Hien explains, “We are basing a lot of our talent attraction on our brand awareness and the fact that we are a well-known, recognised company across the country. Our goal is always to attract top talent and retain them, so that's why we started working on this AppyHere project in order to facilitate the retention and attraction of store operation employees.”
“In a post-pandemic environment where it suddenly became very complex to attract people, we made it very core to the organisational strategy. So we started working on how we can improve our time to hire.
“We found out that ‘time to hire’ is actually almost as important as the salary because people want a job right now and if they are receiving an offer from a competitor faster than your offer, they might just accept it because they don’t want to lose the opportunity. I think technology and the way we'll be using AppyHere is a good illustration of how technology can support and help solve a critical business issue.”
The future of hiring and digital transformation
There are a number of advantages to expediting the hiring process which can have a significant overall impact on a business. In today's fiercely competitive job market, highly skilled candidates often receive multiple job offers, therefore by accelerating the hiring process, companies can secure top-tier talent ahead of competitors.
“We looked at our current internal process and we found our process flawed because it takes too much time to hire people, that we are losing a lot of people along the way,” explains Hien. “So we started looking into what we can do and how we can improve, and we started the discussion with AppyHere. We asked if they were willing to build with us a platform and a technology that would help us in hiring, and they were super responsive so we started.
“It's a new product concept. We move from a decentralised process where the store managers are hiring the associates, to a model where we need to hire several thousand associates centrally. So, we pilot a version that's trial and error, we get feedback from the ops team and we try to improve the next version. So far it has been very successful.”

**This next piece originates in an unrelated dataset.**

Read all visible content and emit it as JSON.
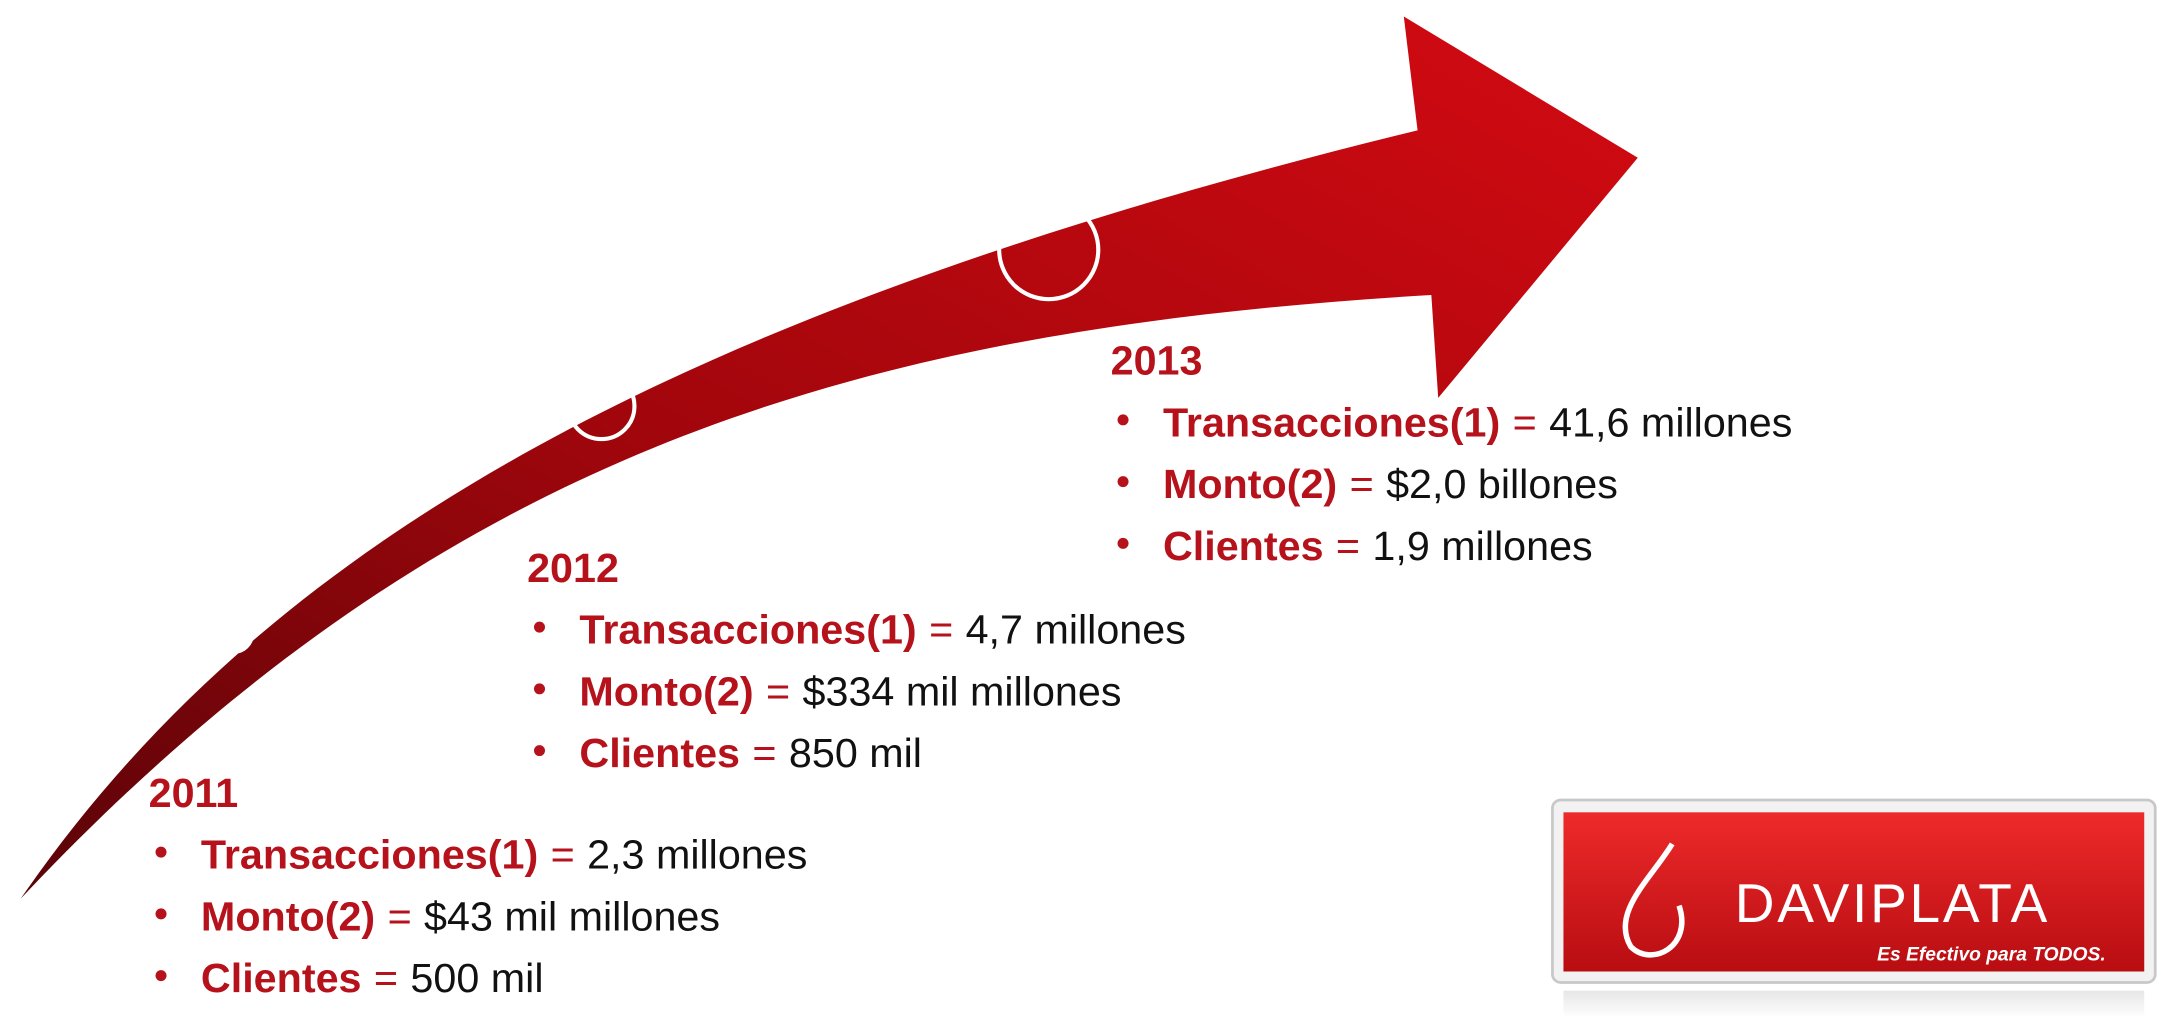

Furthermore, a swift hiring process demonstrates the company's commitment to efficiency and respect for the time of both candidates and internal stakeholders involved in the hiring process. This favourable impression can enhance an employer’s brand and attract a greater number of high-quality applicants in the future.
Hien discusses that the needs of candidates are relatively simple, as most “just want an answer quickly”. Hien highlights how the process will certainly improve the way Dollarama answers to the candidate and how fast the company is willing to answer in a more standardised way. “Just from a brand perspective, I think having a full end-to-end recruiting process from the application tracking system to the candidate experience with the app, has many advantages.”

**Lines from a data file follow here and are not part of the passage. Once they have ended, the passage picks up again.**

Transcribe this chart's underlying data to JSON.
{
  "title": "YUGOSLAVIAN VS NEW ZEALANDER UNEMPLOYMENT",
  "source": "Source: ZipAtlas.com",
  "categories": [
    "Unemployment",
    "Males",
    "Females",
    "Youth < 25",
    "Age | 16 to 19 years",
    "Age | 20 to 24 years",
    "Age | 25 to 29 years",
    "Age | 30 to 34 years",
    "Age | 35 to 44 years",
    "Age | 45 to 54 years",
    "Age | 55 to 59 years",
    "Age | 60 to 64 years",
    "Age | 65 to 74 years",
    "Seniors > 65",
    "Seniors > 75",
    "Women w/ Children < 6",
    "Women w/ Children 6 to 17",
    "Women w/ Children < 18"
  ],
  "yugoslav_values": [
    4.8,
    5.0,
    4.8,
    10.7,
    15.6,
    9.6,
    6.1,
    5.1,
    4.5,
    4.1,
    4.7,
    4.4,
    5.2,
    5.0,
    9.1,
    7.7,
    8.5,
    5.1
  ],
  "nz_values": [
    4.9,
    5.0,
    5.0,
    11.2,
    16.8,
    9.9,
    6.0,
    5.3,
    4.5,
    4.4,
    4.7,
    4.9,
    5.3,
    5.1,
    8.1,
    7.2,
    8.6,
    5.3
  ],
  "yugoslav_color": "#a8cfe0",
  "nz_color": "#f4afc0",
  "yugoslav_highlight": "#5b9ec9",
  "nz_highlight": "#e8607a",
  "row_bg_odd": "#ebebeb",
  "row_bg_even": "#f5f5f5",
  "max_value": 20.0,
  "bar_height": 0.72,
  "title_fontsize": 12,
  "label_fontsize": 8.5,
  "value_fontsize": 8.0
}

There is no doubt that technology will play a crucial role in Dollarama’s future, with the company focused on IoT, cloud migration, and cybersecurity. When it comes to AI, Hien believes that people are only at the beginning of understanding the true potential of AI and going forward it will be deployed and implemented into more business practices.

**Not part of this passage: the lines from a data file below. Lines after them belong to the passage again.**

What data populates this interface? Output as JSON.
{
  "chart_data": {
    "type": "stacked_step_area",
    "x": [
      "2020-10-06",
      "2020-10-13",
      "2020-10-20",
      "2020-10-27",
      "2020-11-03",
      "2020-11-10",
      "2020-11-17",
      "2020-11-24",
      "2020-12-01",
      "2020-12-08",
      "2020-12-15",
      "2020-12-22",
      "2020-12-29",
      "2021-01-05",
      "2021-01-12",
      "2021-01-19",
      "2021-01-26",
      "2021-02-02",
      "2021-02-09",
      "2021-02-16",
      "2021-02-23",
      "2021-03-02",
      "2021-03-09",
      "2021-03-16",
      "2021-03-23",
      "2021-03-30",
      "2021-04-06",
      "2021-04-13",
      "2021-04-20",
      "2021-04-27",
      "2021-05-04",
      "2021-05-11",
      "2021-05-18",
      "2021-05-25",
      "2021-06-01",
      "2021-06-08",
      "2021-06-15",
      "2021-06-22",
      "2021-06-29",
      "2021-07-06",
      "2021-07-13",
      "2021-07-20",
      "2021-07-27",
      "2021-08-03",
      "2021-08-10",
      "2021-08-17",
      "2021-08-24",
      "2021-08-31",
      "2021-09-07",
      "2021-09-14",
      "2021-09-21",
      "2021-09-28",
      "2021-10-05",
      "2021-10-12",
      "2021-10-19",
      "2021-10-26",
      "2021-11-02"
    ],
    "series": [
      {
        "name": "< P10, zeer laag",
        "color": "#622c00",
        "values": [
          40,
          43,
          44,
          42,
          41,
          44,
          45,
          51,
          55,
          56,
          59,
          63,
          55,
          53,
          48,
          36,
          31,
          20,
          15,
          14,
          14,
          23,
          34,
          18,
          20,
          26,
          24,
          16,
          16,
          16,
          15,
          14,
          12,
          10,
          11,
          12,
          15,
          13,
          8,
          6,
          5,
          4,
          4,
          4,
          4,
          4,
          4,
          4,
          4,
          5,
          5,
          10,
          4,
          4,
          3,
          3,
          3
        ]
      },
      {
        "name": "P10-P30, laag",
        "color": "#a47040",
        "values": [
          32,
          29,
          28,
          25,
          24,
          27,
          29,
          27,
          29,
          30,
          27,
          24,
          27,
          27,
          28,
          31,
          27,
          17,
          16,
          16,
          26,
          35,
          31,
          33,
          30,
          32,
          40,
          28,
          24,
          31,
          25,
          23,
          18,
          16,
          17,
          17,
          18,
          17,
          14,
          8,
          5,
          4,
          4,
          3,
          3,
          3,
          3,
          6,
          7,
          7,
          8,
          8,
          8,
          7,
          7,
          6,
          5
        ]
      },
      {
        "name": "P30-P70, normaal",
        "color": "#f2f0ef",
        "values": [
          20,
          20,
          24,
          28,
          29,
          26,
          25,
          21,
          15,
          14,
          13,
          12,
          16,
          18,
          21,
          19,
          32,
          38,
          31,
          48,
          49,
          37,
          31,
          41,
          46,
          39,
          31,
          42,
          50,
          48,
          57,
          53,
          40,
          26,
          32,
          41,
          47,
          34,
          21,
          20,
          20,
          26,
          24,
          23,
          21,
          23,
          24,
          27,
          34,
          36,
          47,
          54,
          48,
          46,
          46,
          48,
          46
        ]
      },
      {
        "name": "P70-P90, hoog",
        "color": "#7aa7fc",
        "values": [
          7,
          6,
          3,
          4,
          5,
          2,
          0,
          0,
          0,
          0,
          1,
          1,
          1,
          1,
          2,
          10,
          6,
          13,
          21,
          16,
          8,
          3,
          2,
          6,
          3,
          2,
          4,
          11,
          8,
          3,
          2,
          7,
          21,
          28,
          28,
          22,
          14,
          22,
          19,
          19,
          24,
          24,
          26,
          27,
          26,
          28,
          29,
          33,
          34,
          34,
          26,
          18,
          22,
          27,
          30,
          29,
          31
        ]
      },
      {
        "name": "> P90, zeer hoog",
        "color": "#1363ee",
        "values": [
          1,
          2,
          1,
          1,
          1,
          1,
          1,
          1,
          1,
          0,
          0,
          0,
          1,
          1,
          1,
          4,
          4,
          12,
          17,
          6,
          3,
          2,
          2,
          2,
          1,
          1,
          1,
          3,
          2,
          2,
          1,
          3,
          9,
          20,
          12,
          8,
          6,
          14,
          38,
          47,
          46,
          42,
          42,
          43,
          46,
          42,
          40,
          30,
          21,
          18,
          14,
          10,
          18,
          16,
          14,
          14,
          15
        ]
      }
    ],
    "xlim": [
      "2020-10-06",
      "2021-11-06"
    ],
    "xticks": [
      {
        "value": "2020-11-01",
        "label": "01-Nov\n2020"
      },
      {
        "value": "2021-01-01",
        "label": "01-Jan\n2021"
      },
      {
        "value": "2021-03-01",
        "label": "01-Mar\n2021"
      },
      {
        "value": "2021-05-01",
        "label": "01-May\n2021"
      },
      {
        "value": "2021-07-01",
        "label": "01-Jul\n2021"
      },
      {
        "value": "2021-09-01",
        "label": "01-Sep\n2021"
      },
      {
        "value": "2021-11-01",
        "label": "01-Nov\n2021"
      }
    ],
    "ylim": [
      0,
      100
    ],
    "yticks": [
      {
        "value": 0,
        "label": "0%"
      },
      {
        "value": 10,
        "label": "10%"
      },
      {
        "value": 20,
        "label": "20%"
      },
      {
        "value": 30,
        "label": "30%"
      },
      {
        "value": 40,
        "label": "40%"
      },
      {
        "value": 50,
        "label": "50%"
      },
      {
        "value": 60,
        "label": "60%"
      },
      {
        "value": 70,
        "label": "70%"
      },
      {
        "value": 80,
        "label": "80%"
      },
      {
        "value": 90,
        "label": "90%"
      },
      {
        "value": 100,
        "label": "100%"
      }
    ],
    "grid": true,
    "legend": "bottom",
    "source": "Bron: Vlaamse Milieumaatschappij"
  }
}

“From a store operation standpoint, we'll keep our mobile roadmap helping stores, improving their operational processes. From a back office standpoint, we'll keep improving our processes by doing more automation,” says Hien.
“On the hiring market, I think that the pandemic environment has changed the way candidates approach work and how they see remote work versus working on-site. So I think technology can definitely help to understand and match the needs of a company and candidate, and that's basically what we're trying to do.”